Selon Esper Kallas, chercheur en maladies infectieuses à l'Université de São Paulo, au Brésil, des rapports anecdotiques font allusion à une faible incidence d'infections, de maladies graves et de décès parmi les personnes entièrement vaccinées au Brésil. «Parce que nous avons accès à CoronaVac, nous devons l'utiliser», dit-il. "Je ne dis pas que ce sera le vaccin préféré à l'avenir."

La liste des utilisations d'urgence de CoronaVac par l'OMS validerait davantage son utilisation dans les pays qui l'ont suivie. La décision de l'approuver «donnerait confiance», dit Akova.

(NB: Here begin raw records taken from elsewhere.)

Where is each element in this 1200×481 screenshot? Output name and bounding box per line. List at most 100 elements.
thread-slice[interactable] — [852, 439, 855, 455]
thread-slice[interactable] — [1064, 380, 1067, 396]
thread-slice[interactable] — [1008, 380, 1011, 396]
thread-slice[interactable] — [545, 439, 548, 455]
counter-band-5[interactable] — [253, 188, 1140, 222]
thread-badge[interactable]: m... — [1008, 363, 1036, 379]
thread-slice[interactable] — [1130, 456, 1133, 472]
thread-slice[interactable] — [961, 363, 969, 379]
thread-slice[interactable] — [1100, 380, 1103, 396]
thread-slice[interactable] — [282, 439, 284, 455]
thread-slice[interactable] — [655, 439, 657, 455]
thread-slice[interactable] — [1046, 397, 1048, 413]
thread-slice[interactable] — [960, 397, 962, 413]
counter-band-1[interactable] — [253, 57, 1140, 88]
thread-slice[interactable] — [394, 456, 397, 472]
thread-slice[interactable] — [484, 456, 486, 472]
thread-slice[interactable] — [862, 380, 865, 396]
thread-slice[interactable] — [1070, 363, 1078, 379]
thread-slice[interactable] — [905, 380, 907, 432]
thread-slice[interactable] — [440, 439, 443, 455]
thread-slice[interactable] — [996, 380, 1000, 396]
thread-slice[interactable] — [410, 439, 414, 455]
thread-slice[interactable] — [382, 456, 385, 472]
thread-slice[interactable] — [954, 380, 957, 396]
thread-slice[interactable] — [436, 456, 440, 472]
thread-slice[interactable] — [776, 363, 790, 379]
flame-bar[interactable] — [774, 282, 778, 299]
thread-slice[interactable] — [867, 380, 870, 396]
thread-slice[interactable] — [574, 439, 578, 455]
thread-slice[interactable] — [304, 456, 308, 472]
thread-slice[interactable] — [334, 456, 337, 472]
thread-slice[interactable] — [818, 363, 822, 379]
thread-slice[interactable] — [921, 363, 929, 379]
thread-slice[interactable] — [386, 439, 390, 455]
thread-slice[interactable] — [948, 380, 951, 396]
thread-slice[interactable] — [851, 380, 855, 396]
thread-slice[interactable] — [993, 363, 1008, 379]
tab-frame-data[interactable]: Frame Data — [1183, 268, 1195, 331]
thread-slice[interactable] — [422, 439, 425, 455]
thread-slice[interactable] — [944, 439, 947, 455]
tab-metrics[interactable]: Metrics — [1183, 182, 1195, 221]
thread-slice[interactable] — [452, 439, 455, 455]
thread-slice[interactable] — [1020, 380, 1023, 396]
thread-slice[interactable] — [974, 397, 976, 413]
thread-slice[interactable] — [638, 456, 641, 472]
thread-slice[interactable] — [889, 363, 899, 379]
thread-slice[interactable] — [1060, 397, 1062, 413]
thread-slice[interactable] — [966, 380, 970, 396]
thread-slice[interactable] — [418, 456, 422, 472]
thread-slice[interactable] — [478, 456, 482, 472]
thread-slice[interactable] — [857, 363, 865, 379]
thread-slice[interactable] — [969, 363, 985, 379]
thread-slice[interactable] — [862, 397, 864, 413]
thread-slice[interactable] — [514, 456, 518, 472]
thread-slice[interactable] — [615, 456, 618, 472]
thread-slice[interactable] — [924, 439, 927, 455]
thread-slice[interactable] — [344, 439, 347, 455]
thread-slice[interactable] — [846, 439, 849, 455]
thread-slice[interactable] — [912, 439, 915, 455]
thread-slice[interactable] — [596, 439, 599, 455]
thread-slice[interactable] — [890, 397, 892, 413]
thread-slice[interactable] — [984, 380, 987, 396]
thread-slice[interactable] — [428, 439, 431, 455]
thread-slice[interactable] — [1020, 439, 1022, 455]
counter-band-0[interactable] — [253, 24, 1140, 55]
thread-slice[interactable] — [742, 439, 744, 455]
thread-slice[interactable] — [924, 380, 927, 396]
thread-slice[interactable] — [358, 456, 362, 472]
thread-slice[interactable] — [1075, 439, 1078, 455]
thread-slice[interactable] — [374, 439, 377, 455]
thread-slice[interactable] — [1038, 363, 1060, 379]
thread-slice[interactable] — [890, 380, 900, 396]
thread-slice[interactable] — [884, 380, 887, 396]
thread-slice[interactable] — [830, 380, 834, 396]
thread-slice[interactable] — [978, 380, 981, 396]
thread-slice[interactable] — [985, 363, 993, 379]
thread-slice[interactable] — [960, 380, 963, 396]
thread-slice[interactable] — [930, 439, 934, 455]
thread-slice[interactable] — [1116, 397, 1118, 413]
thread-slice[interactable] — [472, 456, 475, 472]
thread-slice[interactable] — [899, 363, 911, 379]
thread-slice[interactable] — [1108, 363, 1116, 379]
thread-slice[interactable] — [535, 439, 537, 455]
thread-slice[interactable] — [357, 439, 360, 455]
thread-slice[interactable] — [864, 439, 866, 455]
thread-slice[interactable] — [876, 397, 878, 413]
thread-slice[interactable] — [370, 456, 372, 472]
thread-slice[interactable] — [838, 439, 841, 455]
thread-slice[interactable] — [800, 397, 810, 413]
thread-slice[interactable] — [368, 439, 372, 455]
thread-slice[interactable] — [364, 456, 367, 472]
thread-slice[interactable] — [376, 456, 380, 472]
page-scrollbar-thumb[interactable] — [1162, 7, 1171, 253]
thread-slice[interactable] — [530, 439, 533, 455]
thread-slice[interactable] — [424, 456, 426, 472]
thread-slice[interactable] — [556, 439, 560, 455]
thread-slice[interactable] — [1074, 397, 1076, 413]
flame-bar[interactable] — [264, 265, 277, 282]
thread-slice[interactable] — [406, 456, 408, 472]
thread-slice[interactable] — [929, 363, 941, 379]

Mais de nombreuses questions demeurent sur les vaccins. Les chercheurs veulent plus de données sur la manière dont ils protègent les personnes âgées, les enfants, les femmes enceintes et les groupes immunodéprimés. Ils veulent également savoir quels types de réponse immunitaire les jabs déclenchent, combien de temps dure la protection et dans quelle mesure ils agissent contre les variantes émergentes. «Plus nous avons de données, mieux c'est», déclare Kallas.